Why, then, is location still not mainstream for brand utilizations? Consumer privacy and permissions need resolution and have been debated for some time (don’t forget, many of us thought the big year for location services was 1999). Ensuring consumers appropriately provide permission to be located at the time and by the application that they’ve authorized will be a crucial issue to solve before mobile marketers can use location in broad mainstream campaigns. Rules around access to and protection of the consumer’s location information and location history will also be key.

Another necessary component to ensure ubiquitous location services will be location interoperability between carriers (similar to what we’ve developed for SMS (define) and, soon, MMS (define)). Passing or sharing a location between applications and networks will be key to moving location-based mobile campaigns across carriers forward.

Finally, something I mention in almost every column, let’s not forget mobile marketing applications require the consumer to opt in to participate. The example of a consumer being pushed an ad when walking by a store will only happen if that consumer previously signed up to receive the alerts. There may never be a mass push of ads to all consumers who walk by a Starbucks, with perhaps one exception. In Europe and Asia, there are small-scale location services applications using Bluetooth technology that will do exactly that: push marketing and ad messages to your device if Bluetooth is turned on and you’re in range of the application. Interesting but intrusive.
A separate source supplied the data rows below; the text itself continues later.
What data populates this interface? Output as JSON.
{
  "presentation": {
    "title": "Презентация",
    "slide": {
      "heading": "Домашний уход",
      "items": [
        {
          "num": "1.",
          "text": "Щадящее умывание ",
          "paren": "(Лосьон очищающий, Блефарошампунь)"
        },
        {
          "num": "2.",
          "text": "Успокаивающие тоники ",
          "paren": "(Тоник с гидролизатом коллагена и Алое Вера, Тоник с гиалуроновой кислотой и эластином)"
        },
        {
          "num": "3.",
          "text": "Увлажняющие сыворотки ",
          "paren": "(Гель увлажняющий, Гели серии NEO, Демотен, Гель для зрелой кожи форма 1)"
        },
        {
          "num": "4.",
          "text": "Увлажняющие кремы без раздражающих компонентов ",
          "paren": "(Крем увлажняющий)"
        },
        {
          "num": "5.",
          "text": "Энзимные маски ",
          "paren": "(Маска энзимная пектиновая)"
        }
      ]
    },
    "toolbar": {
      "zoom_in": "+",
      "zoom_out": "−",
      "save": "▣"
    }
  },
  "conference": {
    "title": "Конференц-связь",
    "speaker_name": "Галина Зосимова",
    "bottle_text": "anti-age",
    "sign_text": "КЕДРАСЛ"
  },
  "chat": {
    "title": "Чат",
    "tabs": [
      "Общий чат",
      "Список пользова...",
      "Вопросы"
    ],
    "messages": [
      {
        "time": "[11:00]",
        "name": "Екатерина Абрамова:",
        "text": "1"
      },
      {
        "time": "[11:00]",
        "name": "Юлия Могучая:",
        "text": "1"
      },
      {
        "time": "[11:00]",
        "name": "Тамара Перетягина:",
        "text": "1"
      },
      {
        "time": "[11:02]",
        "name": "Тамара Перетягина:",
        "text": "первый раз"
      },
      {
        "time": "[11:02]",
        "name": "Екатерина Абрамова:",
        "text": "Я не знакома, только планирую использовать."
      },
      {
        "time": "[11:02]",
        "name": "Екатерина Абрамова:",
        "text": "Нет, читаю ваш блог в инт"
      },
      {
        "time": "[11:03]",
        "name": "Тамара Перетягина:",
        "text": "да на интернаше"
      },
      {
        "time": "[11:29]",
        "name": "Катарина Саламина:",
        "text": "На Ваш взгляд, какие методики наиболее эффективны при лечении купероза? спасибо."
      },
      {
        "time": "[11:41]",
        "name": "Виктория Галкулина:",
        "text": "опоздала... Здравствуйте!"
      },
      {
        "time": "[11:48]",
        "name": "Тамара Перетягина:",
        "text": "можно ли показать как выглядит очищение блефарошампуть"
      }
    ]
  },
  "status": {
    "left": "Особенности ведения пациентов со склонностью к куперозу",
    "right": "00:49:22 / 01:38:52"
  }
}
The where is only one component for location services. Imagine if we also knew the who, knowing details about consumers at any time: their interests, availability, and personal information. Together, the who and where would be a valuable combination for any mobile marketer. It would enable true consumer targeting based on the consumer’s exact preferences at the time and place the consumer is ready to interact with your brand. Wow!

There are exciting times ahead for location services, but what’s the exact timeline for some of these developments? For those of us who have been watching the location-service space for a while, the time may actually be getting closer.